While analysis of whole genomes may be biased, whether by chance (drift) or by selection[Jobling et al. 2014], careful investigation of SNPs with help of anthropological disciplines can be used to obtain meaningful conclusions.

Examination of SNPs of the Y-chromosome of ancient individuals one by one seems more suited to the scarcity of aDNA samples available, and the quality of its recovery, since defects in the STR sequencing are frequent, and thus only certain SNP markers may be obtained, with less information – and higher subclades – obtained from the samples.

The date calculated for TMRCA of SNPs in modern populations has been used to define when certain migrations or expansions might have occurred. While it seems a good starting point for that purpose, it relies on the survival of modern populations related to such ancient population movements, and as such it could miss initially successful lineages that are now extinct, and that could have given an earlier date if they had been included in TMRCA calculations.

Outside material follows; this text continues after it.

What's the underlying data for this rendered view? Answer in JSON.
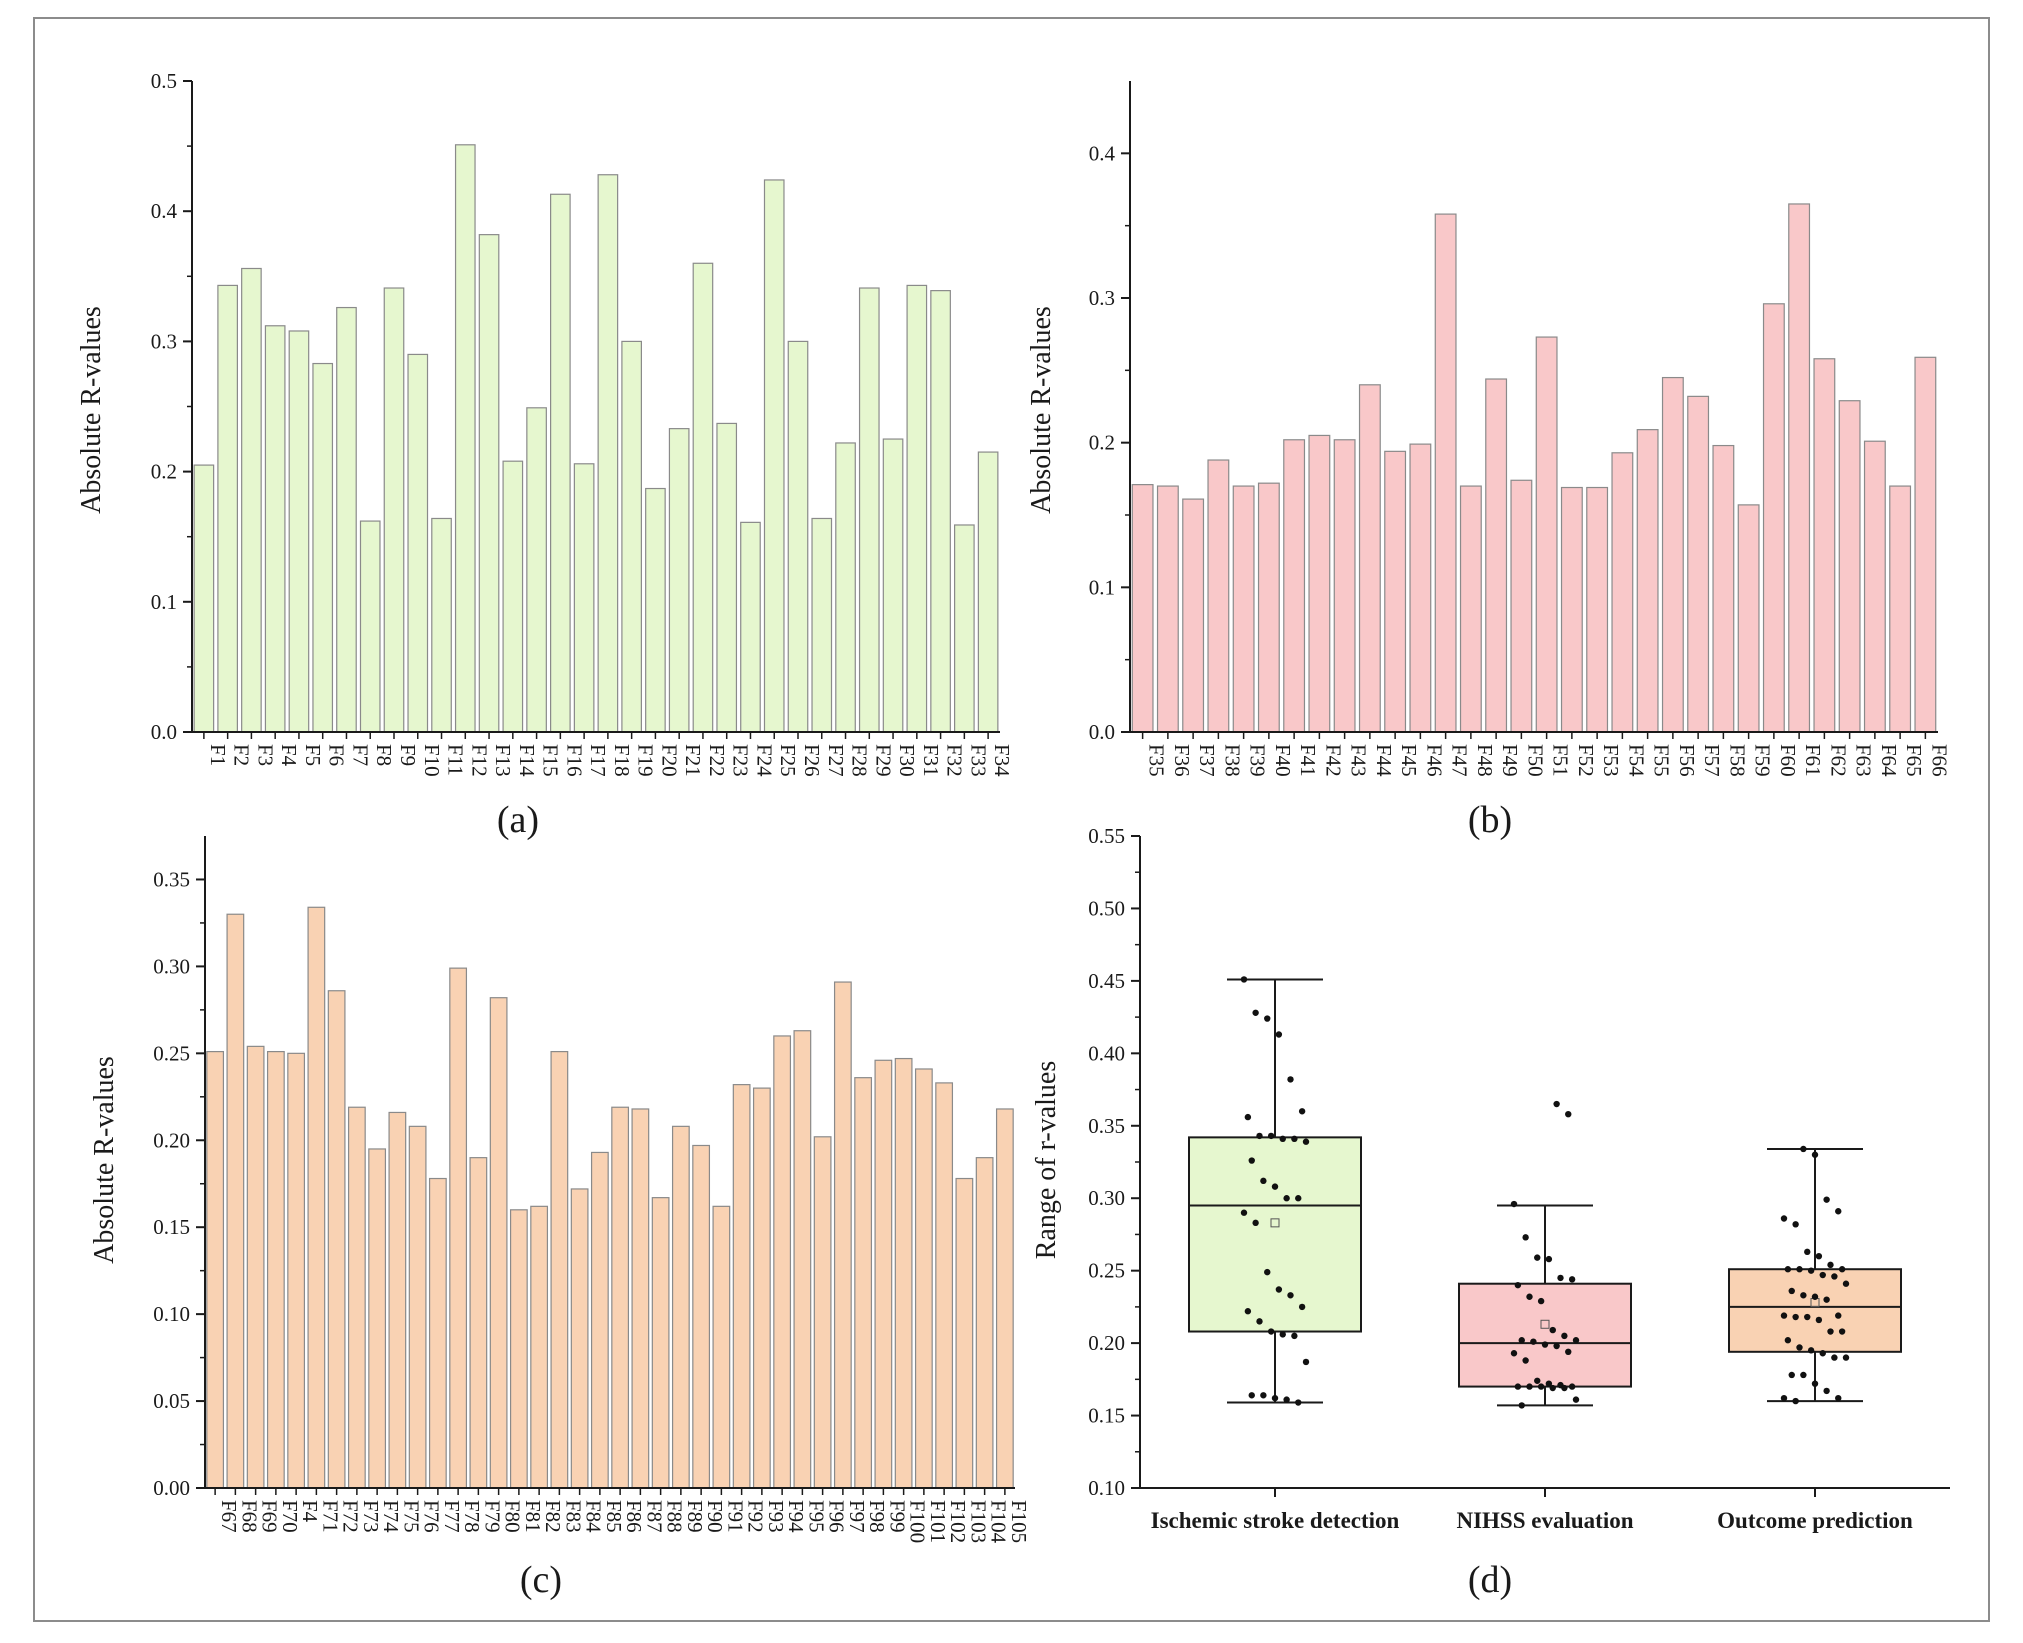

Ancient and modern mtDNA distribution analyses – although they can help more clearly determine migration paths[Brandt et al. 2013] and other interesting characteristics of ancient cultures, such as female exogamy[Sjogren, Price, and Kristiansen 2016] –, has not been included in this paper for simplicity purposes.

Potential language relationships have been used to illustrate the Indo-European demic diffusion model. Many long-term linguistic relationships beyond Middle Indo-European remain hypothetical at best – when not completely discarded with the current data –, and it is not the intention of this paper to support or dismiss such connections. Such relationships – like Indo-European dialectalisation – must be proven by linguistic research, and archaeology and genetics can only add precision to such studies.

While the theory here presented seems rational and scientifically sound, there are many alternative explanations that could have been made of the same data: these have been omitted for the sake of simplicity.

More ancient DNA samples are needed to precisely draw most details of the general theory laid out in this paper.

References

  • [Brandt et al. 2013] ^ Brandt, G., W. Haak, C. J. Adler, C. Roth, A. Szecsenyi-Nagy, S. Karimnia, S. Moller-Rieker, H. Meller, R. Ganslmeier, S. Friederich, V. Dresely, N. Nicklisch, J. K. Pickrell, F. Sirocko, D. Reich, A. Cooper, K. W. Alt, and Consortium Genographic. 2013. Ancient DNA reveals key stages in the formation of central European mitochondrial genetic diversity. Science 342 (6155):257-61.
  • [Jobling et al. 2014] ^ Jobling, M. A., E. Hollox, M. MHurles, T. Kivisild, and C. Tyler-Smith. 2014. Human Evolutionary Genetics. Second edition ed. New York and Abingdon: Garland Science, Taylor & Francis Group.